# Geometrically integral

Here is a stupid question about the notion of geometric integrality.

Say I have a smooth, projective variety $X$ over a some field $k$, equipped with a morphism $f: X \to C$ to a smooth, projective curve $C$, such that the generic fibre is geometrically integral.

Assume that there exists a finite (dominant) morphism $\varphi: C \to C$ of degree at least $2$.

Is it true that the generic fibre of the composition $\varphi \circ f$ is not geometrically integral?

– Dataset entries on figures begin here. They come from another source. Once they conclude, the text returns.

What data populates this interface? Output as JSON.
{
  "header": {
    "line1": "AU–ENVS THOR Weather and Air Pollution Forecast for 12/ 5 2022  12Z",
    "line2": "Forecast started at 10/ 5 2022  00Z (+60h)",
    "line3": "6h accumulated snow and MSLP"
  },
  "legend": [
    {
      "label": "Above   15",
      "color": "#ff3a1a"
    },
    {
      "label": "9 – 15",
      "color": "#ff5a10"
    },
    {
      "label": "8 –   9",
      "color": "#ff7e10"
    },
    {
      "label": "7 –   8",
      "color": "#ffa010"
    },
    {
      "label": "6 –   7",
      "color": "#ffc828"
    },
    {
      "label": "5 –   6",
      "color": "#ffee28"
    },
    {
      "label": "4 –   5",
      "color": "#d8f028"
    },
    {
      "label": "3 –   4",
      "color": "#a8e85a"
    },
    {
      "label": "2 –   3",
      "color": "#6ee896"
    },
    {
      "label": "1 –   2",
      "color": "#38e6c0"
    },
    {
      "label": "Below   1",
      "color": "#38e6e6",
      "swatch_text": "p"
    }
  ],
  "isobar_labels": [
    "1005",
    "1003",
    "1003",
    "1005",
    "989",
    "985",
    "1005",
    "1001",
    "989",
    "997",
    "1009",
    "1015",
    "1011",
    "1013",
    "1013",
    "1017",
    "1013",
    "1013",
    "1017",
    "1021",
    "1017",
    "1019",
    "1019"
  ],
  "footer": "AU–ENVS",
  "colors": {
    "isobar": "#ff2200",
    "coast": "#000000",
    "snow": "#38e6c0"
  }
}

• Yes, absolutely. The generic fiber $Y$ is an algebraic variety over the function field $K$ of $C$. Consider $K$ as a finite non-trivial extension of a subfield $L$, then $Y\times_L \bar{L}=Y\times_K (K\otimes_L \bar{L})$, and $K\otimes_L \bar{L}$ is never integral. – Cantlog Jun 11 '14 at 19:22
• @Cantlog: I believe your comment should be an answer. – RghtHndSd Jun 12 '14 at 15:21

Yes, absolutely. The generic fiber $$Y$$ is an algebraic variety over the function field $$K$$ of $$C$$. Consider $$K$$ as a finite non-trivial extension of a subfield $$L$$, then $$Y \times_L (K \otimes_L \overline{L})$$, and $$K \otimes_L \overline{L}$$ is never integral.